Begegnungstag für Haupt- und Ehrenamtliche in der Straffälligenhilfe NRW bringt Perspektiven zusammen
Haft und Wohnungslosigkeit sind eng miteinander verknüpft – in beide Richtungen. Wie es gelingen kann, diesen Kreislauf zu durchbrechen, war Thema beim diesjährigen Begegnungstag für Haupt- und Ehrenamtliche in der Straffälligenhilfe NRW.
Jährlich werden in Deutschland rund 90.000 bis 100.000 Menschen aus der Haft entlassen – viele von ihnen ohne festen Wohnsitz. Der Verlust einer Wohnung während der Haftzeit ist keine Seltenheit: Mietrückstände, fehlende Information über Unterstützungsleistungen oder der Wegfall familiärer Unterstützung führen dazu, dass die Rückkehr in ein stabiles Wohnumfeld nach der Entlassung erschwert ist.

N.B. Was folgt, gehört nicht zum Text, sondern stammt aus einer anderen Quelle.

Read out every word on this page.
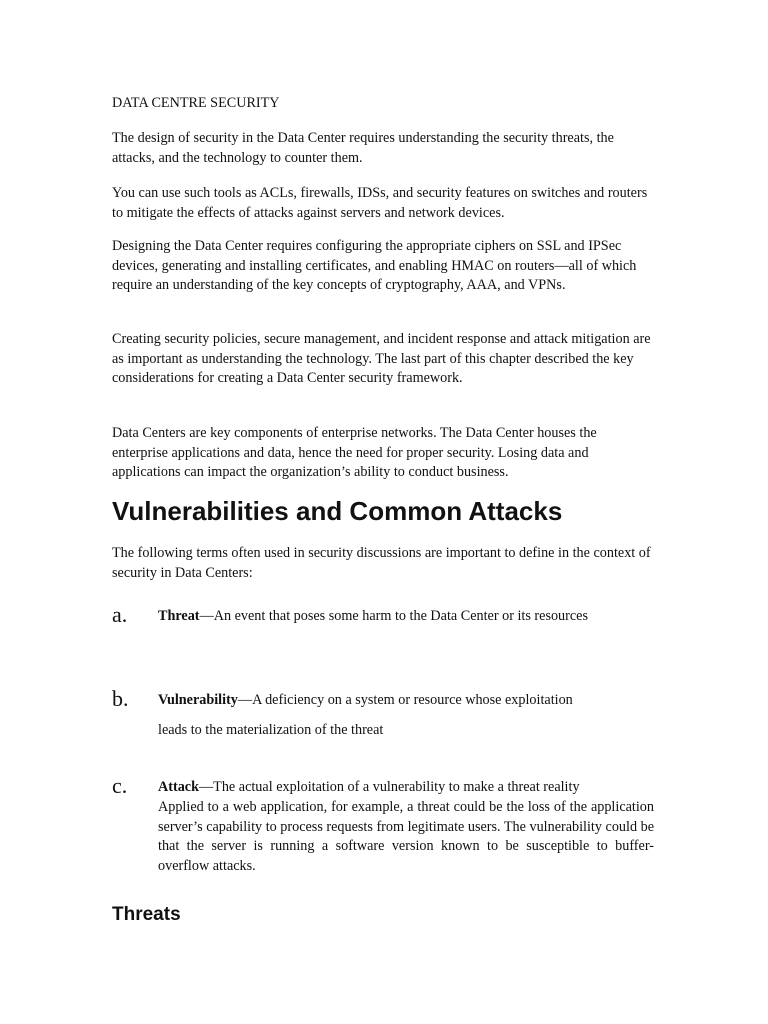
DATA CENTRE SECURITY

The design of security in the Data Center requires understanding the security threats, the attacks, and the technology to counter them.

You can use such tools as ACLs, firewalls, IDSs, and security features on switches and routers to mitigate the effects of attacks against servers and network devices.

Designing the Data Center requires configuring the appropriate ciphers on SSL and IPSec devices, generating and installing certificates, and enabling HMAC on routers—all of which require an understanding of the key concepts of cryptography, AAA, and VPNs.

Creating security policies, secure management, and incident response and attack mitigation are as important as understanding the technology. The last part of this chapter described the key considerations for creating a Data Center security framework.

Data Centers are key components of enterprise networks. The Data Center houses the enterprise applications and data, hence the need for proper security. Losing data and applications can impact the organization’s ability to conduct business.

Vulnerabilities and Common Attacks

The following terms often used in security discussions are important to define in the context of security in Data Centers:

a. Threat—An event that poses some harm to the Data Center or its resources

b. Vulnerability—A deficiency on a system or resource whose exploitation

leads to the materialization of the threat

c. Attack—The actual exploitation of a vulnerability to make a threat reality

Applied to a web application, for example, a threat could be the loss of the application server’s capability to process requests from legitimate users. The vulnerability could be that the server is running a software version known to be susceptible to buffer-overflow attacks.

Threats
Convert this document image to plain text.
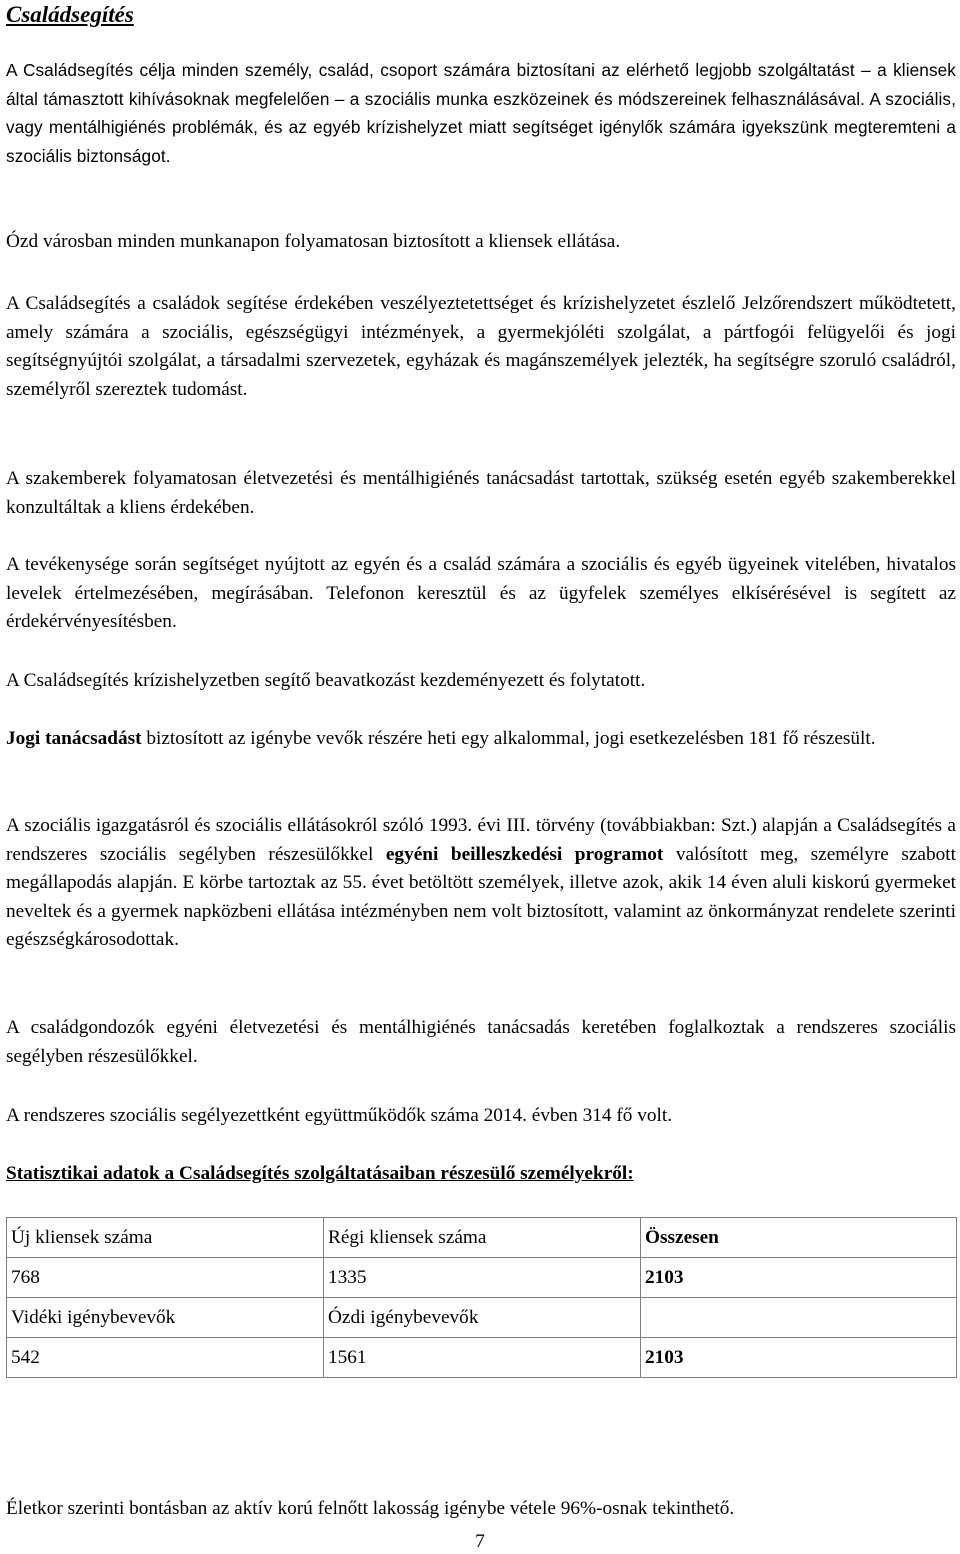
Családsegítés

A Családsegítés célja minden személy, család, csoport számára biztosítani az elérhető legjobb szolgáltatást – a kliensek által támasztott kihívásoknak megfelelően – a szociális munka eszközeinek és módszereinek felhasználásával. A szociális, vagy mentálhigiénés problémák, és az egyéb krízishelyzet miatt segítséget igénylők számára igyekszünk megteremteni a szociális biztonságot.

Ózd városban minden munkanapon folyamatosan biztosított a kliensek ellátása.

A Családsegítés a családok segítése érdekében veszélyeztetettséget és krízishelyzetet észlelő Jelzőrendszert működtetett, amely számára a szociális, egészségügyi intézmények, a gyermekjóléti szolgálat, a pártfogói felügyelői és jogi segítségnyújtói szolgálat, a társadalmi szervezetek, egyházak és magánszemélyek jelezték, ha segítségre szoruló családról, személyről szereztek tudomást.

A szakemberek folyamatosan életvezetési és mentálhigiénés tanácsadást tartottak, szükség esetén egyéb szakemberekkel konzultáltak a kliens érdekében.

A tevékenysége során segítséget nyújtott az egyén és a család számára a szociális és egyéb ügyeinek vitelében, hivatalos levelek értelmezésében, megírásában. Telefonon keresztül és az ügyfelek személyes elkísérésével is segített az érdekérvényesítésben.

A Családsegítés krízishelyzetben segítő beavatkozást kezdeményezett és folytatott.

Jogi tanácsadást biztosított az igénybe vevők részére heti egy alkalommal, jogi esetkezelésben 181 fő részesült.

A szociális igazgatásról és szociális ellátásokról szóló 1993. évi III. törvény (továbbiakban: Szt.) alapján a Családsegítés a rendszeres szociális segélyben részesülőkkel egyéni beilleszkedési programot valósított meg, személyre szabott megállapodás alapján. E körbe tartoztak az 55. évet betöltött személyek, illetve azok, akik 14 éven aluli kiskorú gyermeket neveltek és a gyermek napközbeni ellátása intézményben nem volt biztosított, valamint az önkormányzat rendelete szerinti egészségkárosodottak.

A családgondozók egyéni életvezetési és mentálhigiénés tanácsadás keretében foglalkoztak a rendszeres szociális segélyben részesülőkkel.

A rendszeres szociális segélyezettként együttműködők száma 2014. évben 314 fő volt.

Statisztikai adatok a Családsegítés szolgáltatásaiban részesülő személyekről:
Új kliensek száma	Régi kliensek száma	Összesen
768	1335	2103
Vidéki igénybevevők	Ózdi igénybevevők	
542	1561	2103

Életkor szerinti bontásban az aktív korú felnőtt lakosság igénybe vétele 96%-osnak tekinthető.

7
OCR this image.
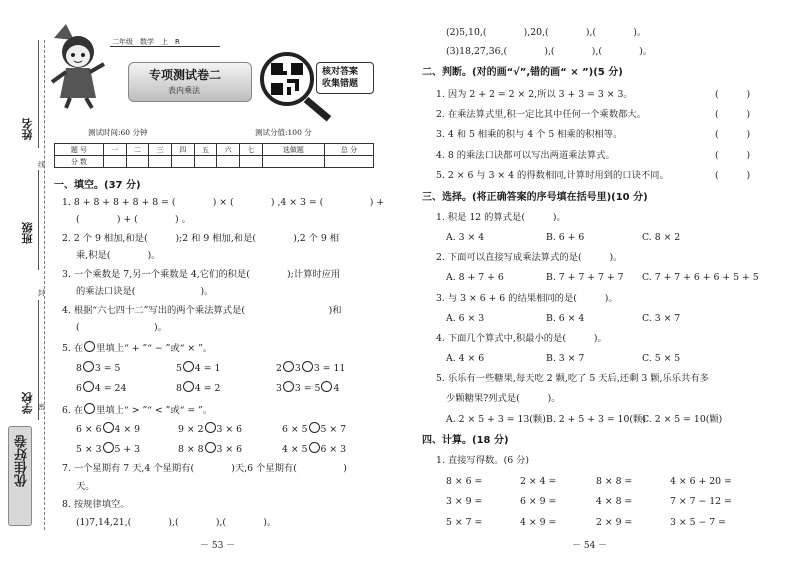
姓名
班级
学校
线
封
密
优佳好卷
二年级　数学　上　R
专项测试卷二
表内乘法
核对答案
收集错题
测试时间:60 分钟	测试分值:100 分
题 号	一	二	三	四	五	六	七	选做题	总 分
分 数									
一、填空。(37 分)
1. 8 + 8 + 8 + 8 + 8 = (　　　　) × (　　　　) ,4 × 3 = (　　　　　) +
(　　　　) + (　　　　) 。
2. 2 个 9 相加,和是(　　　);2 和 9 相加,和是(　　　　),2 个 9 相
乘,积是(　　　　)。
3. 一个乘数是 7,另一个乘数是 4,它们的积是(　　　　);计算时应用
的乘法口诀是(　　　　　　　)。
4. 根据“六七四十二”写出的两个乘法算式是(　　　　　　　　　)和
(　　　　　　　　)。
5. 在 里填上“ + ”“ − ”或“ × ”。
8 3 = 5	5 4 = 1	2 3 3 = 11
6 4 = 24	8 4 = 2	3 3 = 5 4
6. 在 里填上“ > ”“ < ”或“ = ”。
6 × 6 4 × 9	9 × 2 3 × 6	6 × 5 5 × 7
5 × 3 5 + 3	8 × 8 3 × 6	4 × 5 6 × 3
7. 一个星期有 7 天,4 个星期有(　　　　)天,6 个星期有(　　　　　)
天。
8. 按规律填空。
(1)7,14,21,(　　　　),(　　　　),(　　　　)。
－ 53 －
(2)5,10,(　　　　),20,(　　　　),(　　　　)。
(3)18,27,36,(　　　　),(　　　　),(　　　　)。
二、判断。(对的画“√”,错的画“ × ”)(5 分)
1. 因为 2 + 2 = 2 × 2,所以 3 + 3 = 3 × 3。	(　　　)
2. 在乘法算式里,积一定比其中任何一个乘数都大。	(　　　)
3. 4 和 5 相乘的积与 4 个 5 相乘的积相等。	(　　　)
4. 8 的乘法口诀都可以写出两道乘法算式。	(　　　)
5. 2 × 6 与 3 × 4 的得数相同,计算时用到的口诀不同。	(　　　)
三、选择。(将正确答案的序号填在括号里)(10 分)
1. 积是 12 的算式是(　　　)。
A. 3 × 4	B. 6 + 6	C. 8 × 2
2. 下面可以直接写成乘法算式的是(　　　)。
A. 8 + 7 + 6	B. 7 + 7 + 7 + 7 C. 7 + 7 + 6 + 6 + 5 + 5
3. 与 3 × 6 + 6 的结果相同的是(　　　)。
A. 6 × 3	B. 6 × 4	C. 3 × 7
4. 下面几个算式中,积最小的是(　　　)。
A. 4 × 6	B. 3 × 7	C. 5 × 5
5. 乐乐有一些糖果,每天吃 2 颗,吃了 5 天后,还剩 3 颗,乐乐共有多
少颗糖果?列式是(　　　)。
A. 2 × 5 + 3 = 13(颗) B. 2 + 5 + 3 = 10(颗)
C. 2 × 5 = 10(颗)
四、计算。(18 分)
1. 直接写得数。(6 分)
8 × 6 =	2 × 4 =	8 × 8 =	4 × 6 + 20 =
3 × 9 =	6 × 9 =	4 × 8 =	7 × 7 − 12 =
5 × 7 =	4 × 9 =	2 × 9 =	3 × 5 − 7 =
－ 54 －
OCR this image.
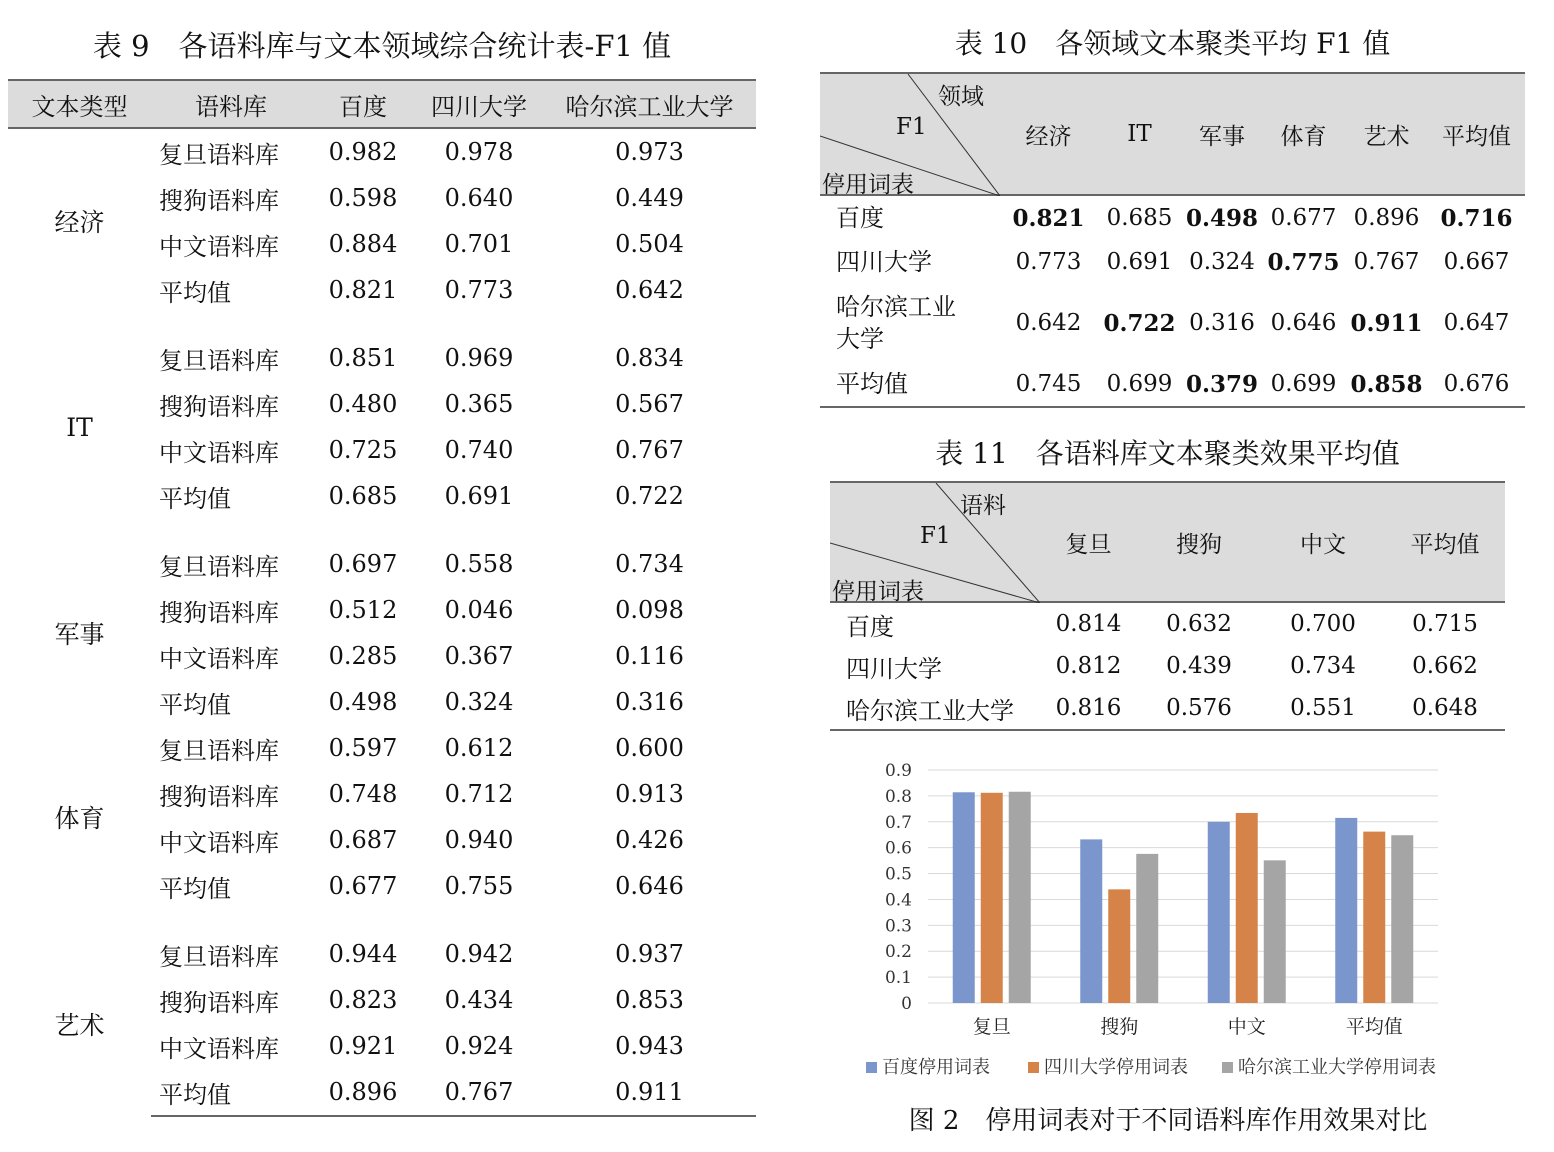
表 9　各语料库与文本领域综合统计表-F1 值
文本类型	语料库	百度	四川大学	哈尔滨工业大学
经济	复旦语料库	0.982	0.978	0.973
	搜狗语料库	0.598	0.640	0.449
	中文语料库	0.884	0.701	0.504
	平均值	0.821	0.773	0.642

IT	复旦语料库	0.851	0.969	0.834
	搜狗语料库	0.480	0.365	0.567
	中文语料库	0.725	0.740	0.767
	平均值	0.685	0.691	0.722

军事	复旦语料库	0.697	0.558	0.734
	搜狗语料库	0.512	0.046	0.098
	中文语料库	0.285	0.367	0.116
	平均值	0.498	0.324	0.316
体育	复旦语料库	0.597	0.612	0.600
	搜狗语料库	0.748	0.712	0.913
	中文语料库	0.687	0.940	0.426
	平均值	0.677	0.755	0.646

艺术	复旦语料库	0.944	0.942	0.937
	搜狗语料库	0.823	0.434	0.853
	中文语料库	0.921	0.924	0.943
	平均值	0.896	0.767	0.911
表 10　各领域文本聚类平均 F1 值
领域
F1
停用词表	经济	IT	军事	体育	艺术	平均值
百度	0.821	0.685	0.498	0.677	0.896	0.716
四川大学	0.773	0.691	0.324	0.775	0.767	0.667

哈尔滨工业大学	0.642	0.722	0.316	0.646	0.911	0.647
平均值	0.745	0.699	0.379	0.699	0.858	0.676
表 11　各语料库文本聚类效果平均值
语料
F1
停用词表	复旦	搜狗	中文	平均值
百度	0.814	0.632	0.700	0.715
四川大学	0.812	0.439	0.734	0.662
哈尔滨工业大学	0.816	0.576	0.551	0.648
0
0.1
0.2
0.3
0.4
0.5
0.6
0.7
0.8
0.9
复旦	搜狗	中文	平均值
百度停用词表	四川大学停用词表	哈尔滨工业大学停用词表
图 2　停用词表对于不同语料库作用效果对比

Umgekehrt haben wohnungslose Menschen ein höheres Risiko, inhaftiert zu werden – etwa, weil sie ohne Meldeadresse keinen Zugang zu Sozialleistungen erhalten oder Bußgelder nicht zahlen können, was Ersatzfreiheitsstrafen nach sich zieht. Dieser sogenannte Drehtüreffekt – Wohnungslosigkeit führt zu Haft, Haft zu Wohnungslosigkeit – war ein zentrales Thema des Fachtags.
Einladung und Zielsetzung
Eingeladen hatte die Landeskoordinierungsstelle für das Ehrenamt in der Justiz bei der Diakonie RWL, die Haupt- und Ehrenamtliche in der Straffälligenhilfe begleitet und vernetzt. Die Veranstaltung bot Raum für Austausch, Diskussion und Reflexion – mit Vorträgen und Workshops zu den vielschichtigen Herausforderungen im Übergang zwischen Haft und Freiheit.
Eröffnungsvortrag: Soziale Ausgrenzung verstehen
Im Eröffnungsvortrag sprach Tobias Welp, Referent der Koordinierungsstelle, über die strukturellen Ursachen und Zusammenhänge von Wohnungslosigkeit und Inhaftierung. Unter dem Titel „Wohnungslosigkeit und Inhaftierung – Zwei Seiten sozialer Ausgrenzung“ machte er deutlich, dass Resozialisierung weit über den Vollzug hinaus gedacht werden muss – und dass es tragfähige Unterstützungsstrukturen braucht, die ineinandergreifen.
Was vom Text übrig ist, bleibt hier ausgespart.